UNITED STATES of AMERICA, Plaintiff-Appellee,
v.
Michael Wayne STEWART, Defendant-Appellant.

No. 93-5221.

United States Court of Appeals,
Fourth Circuit.

Submitted: July 8, 1993.
Decided: September 3, 1993.

NOTICE: Fourth Circuit I.O.P. 36.6 states that citation of unpublished dispositions is disfavored except for establishing res judicata, estoppel, or the law of the case and requires service of copies of cited unpublished dispositions of the Fourth Circuit.

Appeal from the United States District Court for the Northern District of West Virginia, at Elkins. Robert Earl Maxwell, Chief District Judge. (CR-89-104)

Harry A. Smith, III, JORY & SMITH, Elkins, West Virginia, for Appellant.

William A. Kolibash, United States Attorney, Robert H. McWilliams, Jr., Assistant United States Attorney, Wheeling, West Virginia, for Appellee.

N.D.W.Va.

VACATED AND REMANDED.

Before MURNAGHAN and WILKINSON, Circuit Judges, and BUTZNER, Senior Circuit Judge.

PER CURIAM:

OPINION

1

Michael Wayne Stewart appeals from the district court's order revoking the remainder of his six-year supervised release term pursuant to the mandatory revocation provisions of 18 U.S.C.A. Sec. 3583(g) (West Supp. 1993), following Stewart's admitted use of cocaine. Upon revocation, the district court ordered Stewart to begin an additional two-year period of incarceration as required by Sec. 3583(g). Stewart argues on appeal, and the government concedes, that application of the Sec. 3583(g) to this case constituted an Ex Post Facto Clause violation, because Stewart's original offense conduct occurred prior to the effective date of the statute. United States v. Parriett, 974 F.2d 523 (4th Cir. 1992). Because Stewart failed to raise this issue at the revocation hearing, however, we can only consider it on appeal if it meets the "plain error" standard of Fed. R. Crim. P. 52(b). We find that it does and thus vacate the district court's decision.

2

The Supreme Court recently held in United States v. Olano, 61 U.S.L.W. 4421 (U.S. 1993), that appellate authority under Rule 52(b) is circumscribed in three ways. First, there must in fact be an error; second, the error must be plain or obvious; and third, "the error must have been prejudicial: It must have affected the outcome of the District Court proceedings." Id. at 4423-24. Given our holding in Parriett, the error here at issue is plain.

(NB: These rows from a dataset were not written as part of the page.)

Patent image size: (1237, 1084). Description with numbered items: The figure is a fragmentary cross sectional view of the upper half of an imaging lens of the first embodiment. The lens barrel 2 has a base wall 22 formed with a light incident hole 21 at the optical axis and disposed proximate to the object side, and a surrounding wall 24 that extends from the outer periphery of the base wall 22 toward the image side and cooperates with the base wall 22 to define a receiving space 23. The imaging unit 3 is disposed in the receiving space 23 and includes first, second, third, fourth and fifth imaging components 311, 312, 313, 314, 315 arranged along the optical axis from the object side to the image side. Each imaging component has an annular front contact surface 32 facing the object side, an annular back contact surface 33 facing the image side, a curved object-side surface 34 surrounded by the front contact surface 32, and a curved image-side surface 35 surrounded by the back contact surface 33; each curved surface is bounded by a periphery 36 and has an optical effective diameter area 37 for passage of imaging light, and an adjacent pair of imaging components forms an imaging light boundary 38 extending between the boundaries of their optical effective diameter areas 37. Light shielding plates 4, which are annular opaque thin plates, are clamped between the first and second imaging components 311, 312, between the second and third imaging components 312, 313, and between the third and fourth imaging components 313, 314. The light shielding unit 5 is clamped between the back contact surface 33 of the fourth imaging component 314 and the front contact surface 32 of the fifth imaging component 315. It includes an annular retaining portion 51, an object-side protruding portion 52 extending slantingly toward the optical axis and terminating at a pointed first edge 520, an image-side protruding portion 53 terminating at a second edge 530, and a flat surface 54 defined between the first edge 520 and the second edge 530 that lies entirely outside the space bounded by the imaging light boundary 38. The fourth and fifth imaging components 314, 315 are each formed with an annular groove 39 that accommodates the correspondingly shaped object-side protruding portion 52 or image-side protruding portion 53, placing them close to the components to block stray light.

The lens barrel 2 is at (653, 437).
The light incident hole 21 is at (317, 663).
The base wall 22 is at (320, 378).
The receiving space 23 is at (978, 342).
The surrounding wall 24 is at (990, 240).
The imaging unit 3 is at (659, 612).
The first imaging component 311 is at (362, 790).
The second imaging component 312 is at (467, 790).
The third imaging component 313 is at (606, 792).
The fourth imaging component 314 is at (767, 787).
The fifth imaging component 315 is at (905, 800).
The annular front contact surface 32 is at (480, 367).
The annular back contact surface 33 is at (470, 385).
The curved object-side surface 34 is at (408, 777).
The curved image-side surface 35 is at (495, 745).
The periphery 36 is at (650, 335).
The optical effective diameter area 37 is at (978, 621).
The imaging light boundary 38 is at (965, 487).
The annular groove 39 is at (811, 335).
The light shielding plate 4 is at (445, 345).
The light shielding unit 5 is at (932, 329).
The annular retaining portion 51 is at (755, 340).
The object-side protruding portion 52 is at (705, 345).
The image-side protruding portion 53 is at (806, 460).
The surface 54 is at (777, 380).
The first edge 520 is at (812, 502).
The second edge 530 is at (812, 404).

Furthermore, the appellate record illustrates that the outcome of the revocation hearing was very much affected by the district court's belief that it had no discretion to fashion a response to Stewart's supervised release violation. Hence, we find that the application of Sec. 3583(g) constituted plain error. We therefore vacate the district court's decision and remand this case for further consideration without application of Sec. 3583(g). We dispense with oral argument because the facts and legal contentions are adequately presented in the materials before the Court and argument would not aid the decisional process.